Selling Sanity
by digby
Chuck Todd says:
Obama’s 24-hour media blitz to get control of the salesmanship of his economic plan has been an impressive P.R. campaign. But it does raise this question: Would Republicans (beyond the triumvirate of Collins, Snowe, and Specter) have been more receptive to the plan had Obama started this intense pitch a week ago? It seems as if he's making a pitch for something that's, well, already sold.
I guess somebody forgot to tell Todd about the conference and the fact that Specter and Collins say that they won't vote for the plan if it differs in any way from the Senate plan they knocked out. It ain't over yet.
I also think Todd doesn't realize that this has to be an ongoing effort because you have people like JimVandehei on television telling the country that the plan probably won't work and so it's politically risky for Obama blame Republicans for the mess he inherited:
Norah O'Donnell: Let's talk aboutthe politics of all this because President Obama was pretty tough on the Republicans. He got just 3 in this vote today and last night he essentially said, "Listen, it's hard for me to take a bunch of criticism from folks about this package when they're the ones that presided over doubling the naitonal debt. I'm not sure they have a lot of credibility when it comes to fiscal responsibility." Does that kind of pointing the finger back at the Republicans work for him?
Vandehei: I don't know if it works for him, but it's certainly true. As you well know, under Bush Republicans spent a hell of a lot of money, especially in the defense area and cut a lot of taxes, leaving a big deficit for Obama. So when you talk about that it is all accurate and he did inherit this economic mess.
However, now putting together this stimulus bill and the bailout that was unveiled today, this is all Obama. he is taking ownership of a 1.3 billion dollar solution. because he can't get any Republicans on board, he is going to have ownership of this for sometime. And I do think it's risky politically because most economists, despite what Obama said last night when he dismissed whether Biden said there's a thirty percent chance that this thing might not work, most economists will tell you that that is true, that here's a high percentage chance that it won't work.
Yeah. Obama's going to have to be on the road during his entire term with that kind of commentary going out on television.
First of all, I questioned this emphasis on Obama inheriting a deficit. People are sympathetic, I'm sure, but if that's the main problem then they expect him to fix it, not complain about it. By emphasizing the deficit and the national debt as being a huge problem, he is just setting the table for the fiscal scolds to seize the agenda --- and that is the last thing we need.
The problem isn't that Bush doubled the national debt, although nobody's happy about it. It's that he doubled the national debt by starting an unnecessaary war and refusing to tax his rich friends to pay for it. Government debt is morally neutral. It can happen out of necessity, as in an emergency or for long term investment, and it can happen out of profligacy and ineptitude as with the trillion dollar Iraq war. It's important that Obama make distinctions between those things or he risks making the debt the reason for the meltdown, which it isn't. In fact, raising the debt is the solution to the meltdown.
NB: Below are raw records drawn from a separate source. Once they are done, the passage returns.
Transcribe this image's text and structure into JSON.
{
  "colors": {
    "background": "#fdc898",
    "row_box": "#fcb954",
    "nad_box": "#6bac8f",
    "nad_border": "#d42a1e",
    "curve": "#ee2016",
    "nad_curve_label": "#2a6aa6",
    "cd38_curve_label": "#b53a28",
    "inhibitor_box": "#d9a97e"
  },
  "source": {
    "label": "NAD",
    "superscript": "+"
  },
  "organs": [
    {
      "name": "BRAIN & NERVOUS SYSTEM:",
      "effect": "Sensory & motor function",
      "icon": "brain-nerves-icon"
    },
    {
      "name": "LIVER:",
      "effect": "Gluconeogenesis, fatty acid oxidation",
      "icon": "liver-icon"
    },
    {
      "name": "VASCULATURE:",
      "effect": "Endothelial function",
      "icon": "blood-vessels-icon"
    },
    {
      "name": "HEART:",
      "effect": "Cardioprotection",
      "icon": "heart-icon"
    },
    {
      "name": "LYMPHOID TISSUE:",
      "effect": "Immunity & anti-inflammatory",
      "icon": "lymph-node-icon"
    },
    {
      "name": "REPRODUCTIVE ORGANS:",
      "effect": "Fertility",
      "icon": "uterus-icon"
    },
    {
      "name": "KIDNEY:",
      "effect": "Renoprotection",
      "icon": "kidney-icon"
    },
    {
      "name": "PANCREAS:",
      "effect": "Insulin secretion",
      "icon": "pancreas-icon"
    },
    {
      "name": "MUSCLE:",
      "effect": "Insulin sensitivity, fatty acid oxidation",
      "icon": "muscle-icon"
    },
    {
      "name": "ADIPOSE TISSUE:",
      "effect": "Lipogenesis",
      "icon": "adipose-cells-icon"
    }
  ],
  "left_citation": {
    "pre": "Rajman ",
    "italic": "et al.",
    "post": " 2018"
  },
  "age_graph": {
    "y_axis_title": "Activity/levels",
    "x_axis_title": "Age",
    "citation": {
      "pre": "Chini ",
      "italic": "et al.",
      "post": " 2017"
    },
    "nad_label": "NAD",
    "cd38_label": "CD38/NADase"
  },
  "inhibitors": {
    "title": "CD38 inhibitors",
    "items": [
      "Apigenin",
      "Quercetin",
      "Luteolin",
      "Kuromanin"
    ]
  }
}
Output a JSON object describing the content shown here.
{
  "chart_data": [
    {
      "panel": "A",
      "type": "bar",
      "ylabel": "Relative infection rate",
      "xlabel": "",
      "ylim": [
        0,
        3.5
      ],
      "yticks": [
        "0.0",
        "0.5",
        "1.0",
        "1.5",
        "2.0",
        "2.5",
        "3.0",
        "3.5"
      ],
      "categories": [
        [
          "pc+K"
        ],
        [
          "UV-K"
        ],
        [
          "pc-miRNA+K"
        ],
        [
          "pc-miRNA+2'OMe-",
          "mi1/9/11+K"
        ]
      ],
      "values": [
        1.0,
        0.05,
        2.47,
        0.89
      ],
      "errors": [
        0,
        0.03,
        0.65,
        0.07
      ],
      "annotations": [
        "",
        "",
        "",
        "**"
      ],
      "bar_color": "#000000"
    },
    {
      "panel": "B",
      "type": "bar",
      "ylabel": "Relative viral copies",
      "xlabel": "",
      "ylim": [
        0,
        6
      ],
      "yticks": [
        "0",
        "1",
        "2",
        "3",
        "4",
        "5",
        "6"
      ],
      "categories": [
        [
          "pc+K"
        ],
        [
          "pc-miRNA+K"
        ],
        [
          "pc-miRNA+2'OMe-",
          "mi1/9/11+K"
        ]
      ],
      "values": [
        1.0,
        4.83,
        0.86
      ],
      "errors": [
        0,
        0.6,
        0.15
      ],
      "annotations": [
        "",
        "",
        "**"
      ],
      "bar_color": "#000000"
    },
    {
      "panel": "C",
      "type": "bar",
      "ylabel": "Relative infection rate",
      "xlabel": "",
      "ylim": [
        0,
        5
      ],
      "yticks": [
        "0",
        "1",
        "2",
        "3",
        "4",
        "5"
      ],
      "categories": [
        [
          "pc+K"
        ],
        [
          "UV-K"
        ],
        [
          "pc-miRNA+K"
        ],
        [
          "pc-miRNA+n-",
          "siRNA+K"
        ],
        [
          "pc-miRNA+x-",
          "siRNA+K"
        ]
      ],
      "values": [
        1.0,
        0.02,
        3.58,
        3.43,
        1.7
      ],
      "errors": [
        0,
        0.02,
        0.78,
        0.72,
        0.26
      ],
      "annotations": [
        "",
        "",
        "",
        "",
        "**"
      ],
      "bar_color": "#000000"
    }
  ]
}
(If he wants to attack the Republicans for the meltdown, I'd go after their deregulation of the banking industry and their insistence on making this country a nation that depends upon finacial legerdemain for growth instead of actually making things people want to buy. But that's just me.)
But Vandehei is also being incredibly misleading when he says that most economists say the stimulus plan won't work and so Obama is taking a big political risk. It might be helpful to point out that the reason many economists are pessimistic is because the plan's not big enough, not because it's raising the debt --- and the reason that Obama "can't get any Republicans on board" is because a)they are political sociopaths and b) they are saying it is far too big and should be all tax cuts. The only economists who think that will work are unreconstructed wingnuts. That Vandehei thinks Republicans will benefit if the plan fails, even though their own plans are galactically wrongheaded, shows how the villagers help push the country right.
So that's why Obama has to go directly to the people. Walter Shapiro and Bill O'Reilly may find his answers dull and longwinded, but I would guess that the average citizen wants to hear their president explain what's going on in a thoughtful and rational manner. Perhaps if these beltway types weren't so boored with all this icky talk of numbers, they could better explain it when they go on television than Vandehei does above.
If they did their jobs, Obama wouldn't have to do it for them.
Update: Media Matters has a good rundown of the media helping the Republicans spin their victory.